Fachkräfte gewinnen – Unternehmen entwickeln - Generell haben die Tebbels hier beobachtet, dass sich im Emsland, und insbesondere auch in Emsbüren, in den vergangenen Jahren viel getan hat. Ein Blick auf BvL reicht Großvater Josef hier schon: „Hier hat sich viel entwickelt, gerade auch als Arbeitsort.  Das Unternehmen hat viele Leute nach Emsbüren geführt.“ Seinerzeit gingen einige Bekannte außerhalb Emsbürens arbeiten, heute bleiben viele bei den hiesigen Unternehmen oder kommen nach Ausbildung oder Erfahrungen außerhalb hierher zurück, hat er festgestellt.  Denn attraktive Arbeitsplätze und –bedingungen wurden geschaffen.

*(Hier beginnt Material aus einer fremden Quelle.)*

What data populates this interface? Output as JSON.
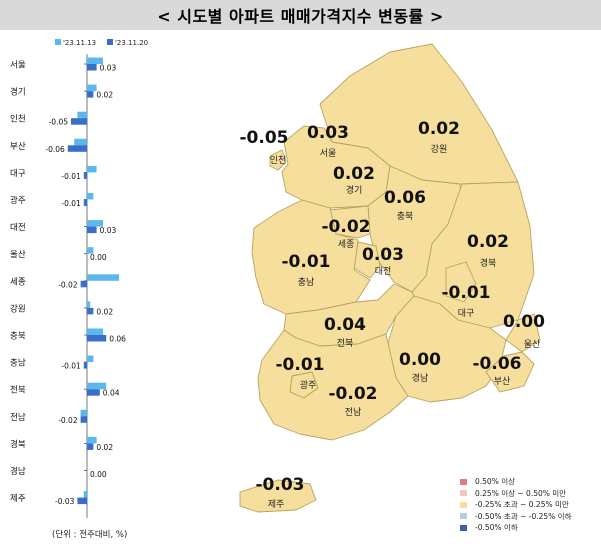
{
  "title": "< 시도별 아파트 매매가격지수 변동률 >",
  "chart_data": [
    {
      "type": "bar",
      "orientation": "horizontal",
      "categories": [
        "서울",
        "경기",
        "인천",
        "부산",
        "대구",
        "광주",
        "대전",
        "울산",
        "세종",
        "강원",
        "충북",
        "충남",
        "전북",
        "전남",
        "경북",
        "경남",
        "제주"
      ],
      "series": [
        {
          "name": "'23.11.13",
          "color": "#5bb8ec",
          "values": [
            0.05,
            0.03,
            -0.03,
            -0.04,
            0.03,
            0.02,
            0.05,
            0.02,
            0.1,
            0.01,
            0.05,
            0.02,
            0.06,
            -0.02,
            0.03,
            0.0,
            -0.01
          ]
        },
        {
          "name": "'23.11.20",
          "color": "#3a6fc7",
          "values": [
            0.03,
            0.02,
            -0.05,
            -0.06,
            -0.01,
            -0.01,
            0.03,
            0.0,
            -0.02,
            0.02,
            0.06,
            -0.01,
            0.04,
            -0.02,
            0.02,
            0.0,
            -0.03
          ]
        }
      ],
      "value_labels": [
        "0.03",
        "0.02",
        "-0.05",
        "-0.06",
        "-0.01",
        "-0.01",
        "0.03",
        "0.00",
        "-0.02",
        "0.02",
        "0.06",
        "-0.01",
        "0.04",
        "-0.02",
        "0.02",
        "0.00",
        "-0.03"
      ],
      "unit_note": "(단위 : 전주대비, %)"
    },
    {
      "type": "choropleth",
      "regions": [
        {
          "name": "인천",
          "value": "-0.05"
        },
        {
          "name": "서울",
          "value": "0.03"
        },
        {
          "name": "강원",
          "value": "0.02"
        },
        {
          "name": "경기",
          "value": "0.02"
        },
        {
          "name": "충북",
          "value": "0.06"
        },
        {
          "name": "세종",
          "value": "-0.02"
        },
        {
          "name": "대전",
          "value": "0.03"
        },
        {
          "name": "경북",
          "value": "0.02"
        },
        {
          "name": "충남",
          "value": "-0.01"
        },
        {
          "name": "대구",
          "value": "-0.01"
        },
        {
          "name": "전북",
          "value": "0.04"
        },
        {
          "name": "울산",
          "value": "0.00"
        },
        {
          "name": "광주",
          "value": "-0.01"
        },
        {
          "name": "경남",
          "value": "0.00"
        },
        {
          "name": "부산",
          "value": "-0.06"
        },
        {
          "name": "전남",
          "value": "-0.02"
        },
        {
          "name": "제주",
          "value": "-0.03"
        }
      ],
      "legend": [
        {
          "label": "0.50% 이상",
          "color": "#e07b76"
        },
        {
          "label": "0.25% 이상 ~ 0.50% 미만",
          "color": "#f2c5c2"
        },
        {
          "label": "-0.25% 초과 ~ 0.25% 미만",
          "color": "#f6df9c"
        },
        {
          "label": "-0.50% 초과 ~ -0.25% 이하",
          "color": "#b9c9e8"
        },
        {
          "label": "-0.50% 이하",
          "color": "#3a5fb0"
        }
      ],
      "fill_color": "#f6df9c",
      "border_color": "#b8a35e"
    }
  ]
}
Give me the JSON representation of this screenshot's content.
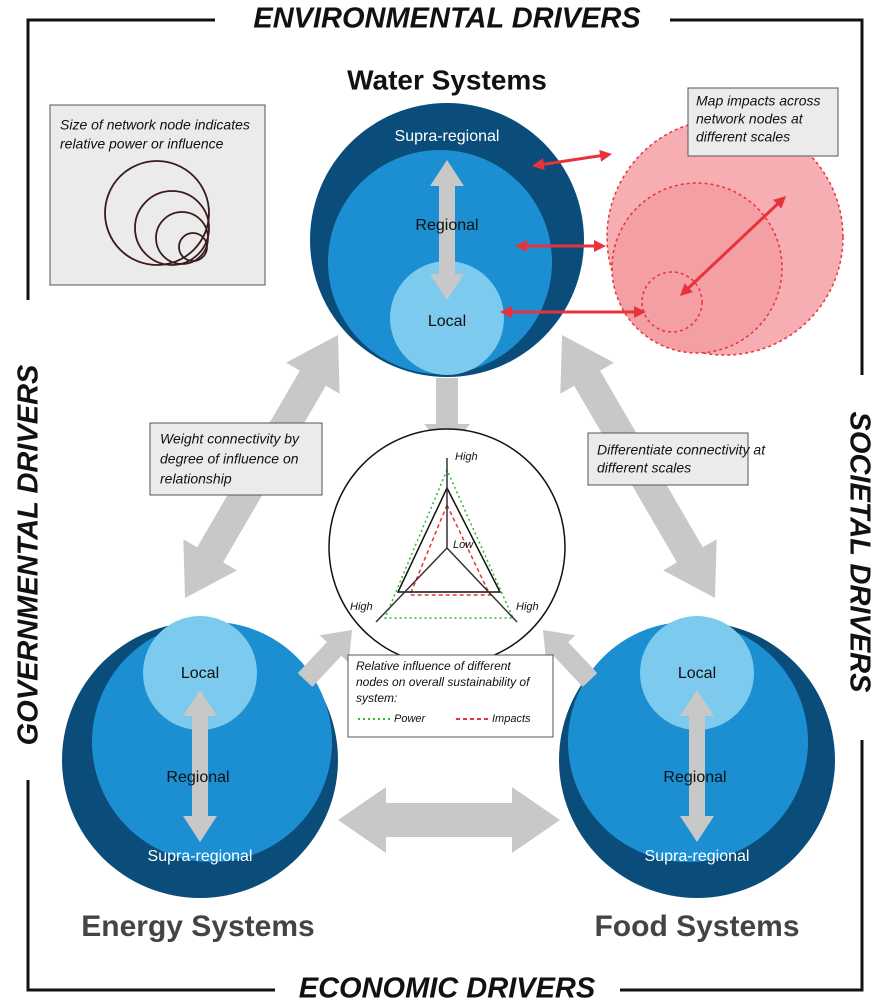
{
  "drivers": {
    "top": "ENVIRONMENTAL DRIVERS",
    "left": "GOVERNMENTAL DRIVERS",
    "right": "SOCIETAL DRIVERS",
    "bottom": "ECONOMIC DRIVERS"
  },
  "systems": {
    "water": {
      "title": "Water Systems",
      "supra": "Supra-regional",
      "regional": "Regional",
      "local": "Local"
    },
    "energy": {
      "title": "Energy Systems",
      "supra": "Supra-regional",
      "regional": "Regional",
      "local": "Local"
    },
    "food": {
      "title": "Food Systems",
      "supra": "Supra-regional",
      "regional": "Regional",
      "local": "Local"
    }
  },
  "notes": {
    "size": [
      "Size of network node indicates",
      "relative power or influence"
    ],
    "map": [
      "Map impacts across",
      "network nodes at",
      "different scales"
    ],
    "weight": [
      "Weight connectivity by",
      "degree of influence on",
      "relationship"
    ],
    "differentiate": [
      "Differentiate connectivity at",
      "different scales"
    ],
    "relative": [
      "Relative influence of different",
      "nodes on overall sustainability of",
      "system:"
    ]
  },
  "legend": {
    "power": "Power",
    "impacts": "Impacts"
  },
  "radar": {
    "top": "High",
    "left": "High",
    "right": "High",
    "center": "Low"
  }
}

Das kollegiale Umfeld macht es hier noch attraktiver. „Hier darf man auch mal ehrlich was sagen“, merkt Josef Tebbel zum offenen, teilweise sehr direkten, Miteinander an. Sohn Olaf fügt zu dieser direkten Art der Emsländer hinzu: „Das muss man dann auch mal mit einem Lächeln nehmen.“

Nach Dienstschluss ist BvL bei Familie Tebbel auch zu Hause durchaus Thema – aber mit Grenzen. „Wir reden schon häufig über die Arbeit, sprechen im Zweifelsfall auch Probleme an. Aber dann ist es auch gut. Die Arbeit ist ja nicht das ganze Leben“, betont Olaf Tebbel. Für Familie Tebbel allerdings bleibt BvL wohl noch lange ein großer Teil davon.